Lois & Clark was made in the '90s as, following the 1986 reboot The Man of Steel, Superman was more truly the "last son of Krypton" than he had been in years, with even characters like Supergirl and Superboy getting alternate origins with minimal ties to Krypton itself. The show also played fast and loose with comic book canon and often used concepts and villains who were either new or reinvented for television.

It is difficult to know, then, whether Lois and Clark's Super-Son would have turned out to be some version fo Conner Kent (the Superboy at the time), Mon-El (a longtime Legion of Super-Heroes member whose history got impenetrable after the Crisis on Infinite Earths), someone else, or no one at all from the comics.

In the EW story, there is somewhat less detail to the plot, although more focus on character.

Executive producer Eugenie Ross-­Leming tells the magazine, "We didn't write it as a series finale, it was just supposed to be a cliff­hanger. Looking to create obstacles for them, we ended up saying that carrying a baby to term would kill Lois. But as fate — or intergalactic justice — would have it, a baby of Krypton lineage is left at their doorstep."

Per Ross-Leming (who also fails to mention the royalty angle), the writers had not yet decided whether the child would have powers.

Lois & Clark ran from 1993 until 1997 on ABC, and used Superman stories as a kind of pretext to explore the work, life, and romance of Lois Lane and Clark Kent.

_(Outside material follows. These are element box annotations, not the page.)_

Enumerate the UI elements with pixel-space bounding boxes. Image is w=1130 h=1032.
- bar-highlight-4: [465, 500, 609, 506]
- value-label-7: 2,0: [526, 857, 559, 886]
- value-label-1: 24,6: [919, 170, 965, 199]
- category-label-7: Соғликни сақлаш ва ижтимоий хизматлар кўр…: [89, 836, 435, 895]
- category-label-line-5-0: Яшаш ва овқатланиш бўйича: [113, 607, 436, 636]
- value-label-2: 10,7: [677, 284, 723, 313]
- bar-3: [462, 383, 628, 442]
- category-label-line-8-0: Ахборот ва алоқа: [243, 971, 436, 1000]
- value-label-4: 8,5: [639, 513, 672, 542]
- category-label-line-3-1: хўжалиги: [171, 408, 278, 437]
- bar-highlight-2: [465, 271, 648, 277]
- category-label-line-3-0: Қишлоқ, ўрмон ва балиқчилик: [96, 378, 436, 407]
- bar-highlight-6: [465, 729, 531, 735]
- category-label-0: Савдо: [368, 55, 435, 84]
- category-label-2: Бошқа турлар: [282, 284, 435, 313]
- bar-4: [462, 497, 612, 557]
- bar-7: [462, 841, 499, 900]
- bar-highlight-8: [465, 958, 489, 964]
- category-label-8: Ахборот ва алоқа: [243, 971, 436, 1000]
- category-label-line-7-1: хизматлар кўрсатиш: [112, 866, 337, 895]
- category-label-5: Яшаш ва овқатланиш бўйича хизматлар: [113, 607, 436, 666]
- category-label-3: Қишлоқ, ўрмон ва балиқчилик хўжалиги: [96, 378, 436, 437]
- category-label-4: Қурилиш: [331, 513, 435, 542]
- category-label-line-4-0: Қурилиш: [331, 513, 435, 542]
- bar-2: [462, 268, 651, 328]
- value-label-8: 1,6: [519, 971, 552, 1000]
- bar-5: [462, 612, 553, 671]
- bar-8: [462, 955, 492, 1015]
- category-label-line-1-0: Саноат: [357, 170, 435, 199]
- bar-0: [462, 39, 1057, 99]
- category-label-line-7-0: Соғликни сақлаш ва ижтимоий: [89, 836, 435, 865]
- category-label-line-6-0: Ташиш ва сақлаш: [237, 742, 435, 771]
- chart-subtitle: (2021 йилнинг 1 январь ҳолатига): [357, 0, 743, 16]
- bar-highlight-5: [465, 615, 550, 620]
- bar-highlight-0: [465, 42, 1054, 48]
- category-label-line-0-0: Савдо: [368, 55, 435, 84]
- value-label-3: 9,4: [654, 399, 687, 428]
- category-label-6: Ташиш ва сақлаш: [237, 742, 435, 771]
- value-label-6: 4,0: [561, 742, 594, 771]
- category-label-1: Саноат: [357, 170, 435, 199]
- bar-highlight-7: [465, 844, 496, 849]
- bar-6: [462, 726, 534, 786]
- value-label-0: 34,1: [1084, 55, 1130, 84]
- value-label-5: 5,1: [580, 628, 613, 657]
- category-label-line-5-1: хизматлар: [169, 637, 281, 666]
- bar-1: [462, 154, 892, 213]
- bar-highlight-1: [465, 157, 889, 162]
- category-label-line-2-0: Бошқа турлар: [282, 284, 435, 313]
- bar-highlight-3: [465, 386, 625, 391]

Many of the stories involved Superman fighting corruption and organized crime, elements that were relatively inexpensive to portray and which could tie into things the Daily Planet was writing about in the episode's A-plots. As the series (and the romance) matured, Lois and Clark's personal life took a more central role, with the two eventually getting married (and, obviously, Lois learning Clark's secret identity).